In [1]:
import numpy as np 
import pandas as pd 


In [2]:
import os
for dirname, _, filenames in os.walk('/kaggle/input'):
    for filename in filenames:
        print(os.path.join(dirname, filename))

In [3]:
%matplotlib inline
pd.set_option('precision', 2)
pd.set_option('display.float_format', '{:.2f}'.format)
pd.set_option('display.max_columns', 200)

In [4]:
# helper functions

def unique_num(df,c_list):
    
    width_1 = 30
    width_2 = 10
    for c in c_list:
        col = df[str(c)]
        string_1 = f'# of unique {c} :'
        print(f'{string_1 :<{width_1}}{col.nunique():>{width_2}}')
        

def c_proportions(df, c_list):
    width_1 = 30
    width_2 = 5
    
    
    precision_2 = 3
    
    for c in c_list:
        col=df[str(c)]
        a = (col.value_counts())
        string_1 = '---'+str(c)+'---'
        print(string_1)
        for i in range(len(a.index)):
            string_1 = a.index[i]
            value_2 = (a.values[i]/a.sum()) *100
            print(f"{string_1:>{width_1}}: {value_2:{width_2}.{precision_2}}%")
        print("\n"*3)

In [5]:
df_calendar = pd.read_csv("../input/m5-forecasting-accuracy/calendar.csv")
df_sell_prices = pd.read_csv("../input/m5-forecasting-accuracy/sell_prices.csv")
df_sample_submission = pd.read_csv("../input/m5-forecasting-accuracy/sample_submission.csv")
df_sales_train_validation = pd.read_csv("../input/m5-forecasting-accuracy/sales_train_validation.csv")

## **Quick look at data**

In [6]:
print(df_calendar.shape)
df_calendar.head()

In [7]:
print(df_sell_prices.shape)
df_sell_prices.head()
    

In [8]:
df_sell_prices.isna().sum()

In [9]:
print(df_sales_train_validation.shape)
df_sales_train_validation.head()

In [10]:
df_sales_train_validation.isna().sum()

In [11]:
df_sales_train_validation.isna().sum().sum()

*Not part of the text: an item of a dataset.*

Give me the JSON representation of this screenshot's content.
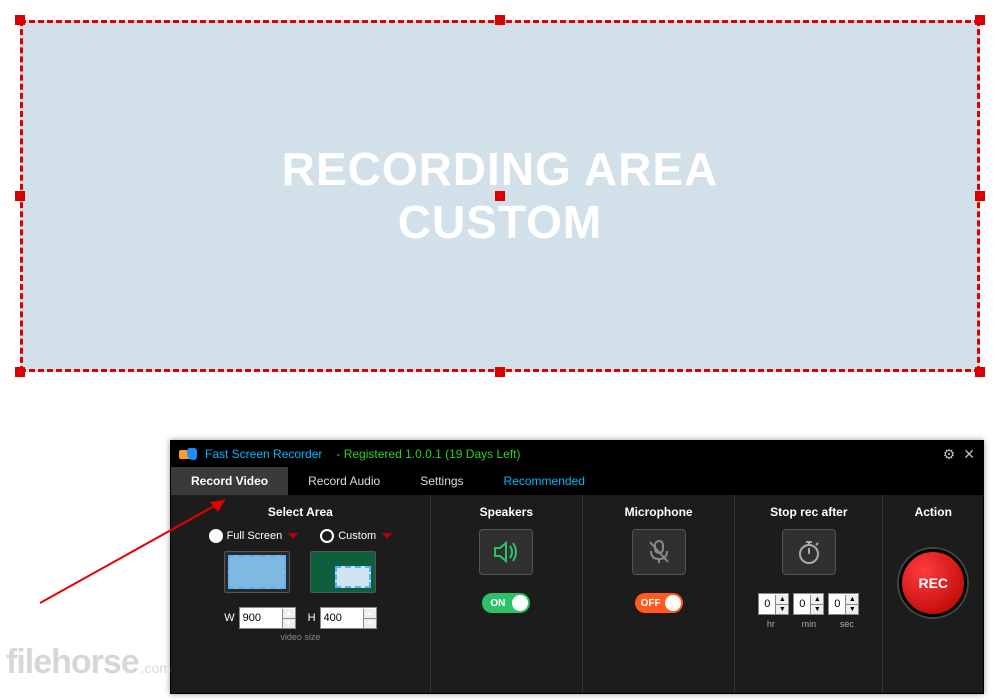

## **A closer look at the data**


 ### 1. df_sell_prices

In [12]:
print(df_sell_prices.shape)
df_sell_prices.sample(10)

In [13]:
unique_num(df_sell_prices, df_sell_prices.columns)

In [14]:
df_sell_prices.store_id.unique()

In [15]:
# df_sell_prices.item_id.unique().tolist()

In [16]:
df_sell_prices.sell_price.describe()

Price range of the products sold: \$0.01 to \$107.32. 
Mean: \$4.41.
Median: \$3.47.

In [17]:
df_sell_prices.sell_price.plot(kind='hist')

In [18]:
# c_proportions(df_sell_prices, ['store_id', 'wm_yr_wk','item_id'])

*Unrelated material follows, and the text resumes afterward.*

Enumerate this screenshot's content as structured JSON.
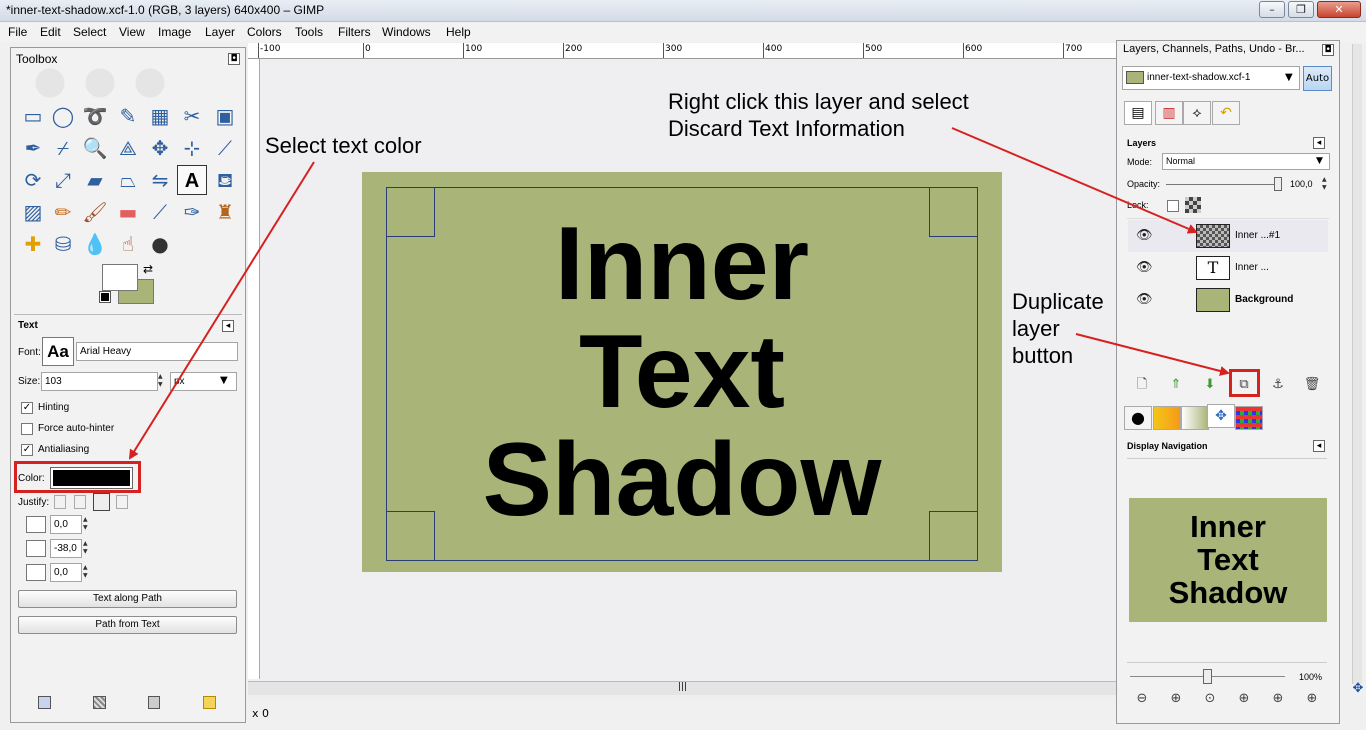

### df_sales_train_validation 

In [19]:
print(df_sales_train_validation.shape)
df_sales_train_validation.sample(10)

1919 columns:
id, item_id, dept_id, cat_id, store_id, state_id, 
d_1,.... d_1913


In [20]:
df_d = df_sales_train_validation.iloc[:,6:].copy()

In [21]:
df_d.describe()

In [22]:
unique_num(df_sales_train_validation, ['id', 'item_id', 'dept_id', 'cat_id', 'store_id', 'state_id'])

In [23]:
df_sales_train_validation.dept_id.unique()

In [24]:
df_sales_train_validation.cat_id.unique()

In [25]:
df_sales_train_validation.store_id.unique()

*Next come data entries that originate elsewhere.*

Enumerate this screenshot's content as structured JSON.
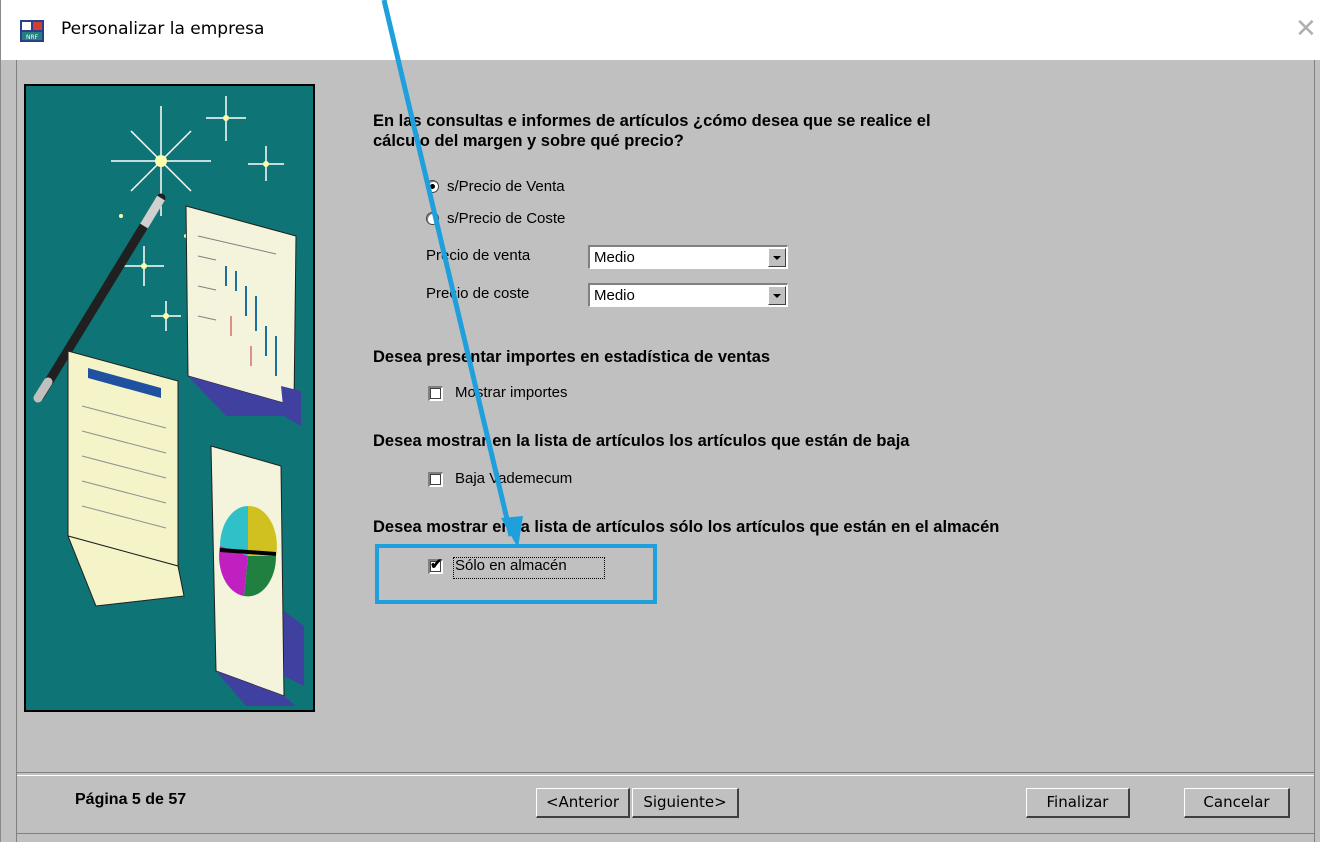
{
  "window": {
    "title": "Personalizar la empresa"
  },
  "questions": {
    "margin": {
      "line1": "En las consultas e informes de artículos ¿cómo desea que se realice el",
      "line2": "cálculo del margen  y sobre qué precio?"
    },
    "importes": "Desea presentar importes en estadística de ventas",
    "baja": "Desea mostrar en la lista de artículos los artículos que  están de baja",
    "almacen": "Desea mostrar en la lista de artículos sólo los artículos que están en el almacén"
  },
  "options": {
    "radio_venta": {
      "label": "s/Precio de Venta",
      "selected": true
    },
    "radio_coste": {
      "label": "s/Precio de Coste",
      "selected": false
    },
    "precio_venta": {
      "label": "Precio de venta",
      "value": "Medio"
    },
    "precio_coste": {
      "label": "Precio de coste",
      "value": "Medio"
    },
    "mostrar_importes": {
      "label": "Mostrar importes",
      "checked": false
    },
    "baja_vademecum": {
      "label": "Baja Vademecum",
      "checked": false
    },
    "solo_almacen": {
      "label": "Sólo en almacén",
      "checked": true
    }
  },
  "footer": {
    "page_label": "Página 5 de 57",
    "anterior": "<Anterior",
    "siguiente": "Siguiente>",
    "finalizar": "Finalizar",
    "cancelar": "Cancelar"
  },
  "colors": {
    "dialog_bg": "#c0c0c0",
    "illustration_bg": "#0f7476",
    "annotation": "#1fa0dc"
  },
  "icons": {
    "title": "wizard-app-icon",
    "close": "close-icon",
    "illustration": "magic-wand-reports-illustration"
  }
}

## Baseline Model using Moving Average

Ideas from : https://www.kaggle.com/rdizzl3/eda-and-baseline-model

Using moving average of past 'num_days' sales to predict the next 28 day sales

In [26]:
num_days = 15
forecast_days = [f'F{i}' for i in range(1,29)]
last_cols=[]
df_forecast = pd.DataFrame()
df_d_last= df_sales_train_validation.iloc[:,-num_days:].copy()

In [27]:
for f in forecast_days[:]:
    last_cols = df_d_last.columns.tolist()[-num_days:]
    sales_train_array = df_d_last[last_cols].values
    forecast = sales_train_array[:, -num_days:].mean(axis=1)
#     forecast = forecast.reshape((30490,1))
    df_forecast[f] = forecast
#     print(df_forecast.columns)
    df_d_last = df_d_last.join(df_forecast.iloc[:,-1])
    
    
    

In [28]:
df_forecast

In [29]:
predictions = df_sample_submission[['id']].join(df_forecast)

In [30]:
predictions.fillna(0,inplace=True)
predictions

In [31]:
predictions.to_csv('submission.csv', index=False)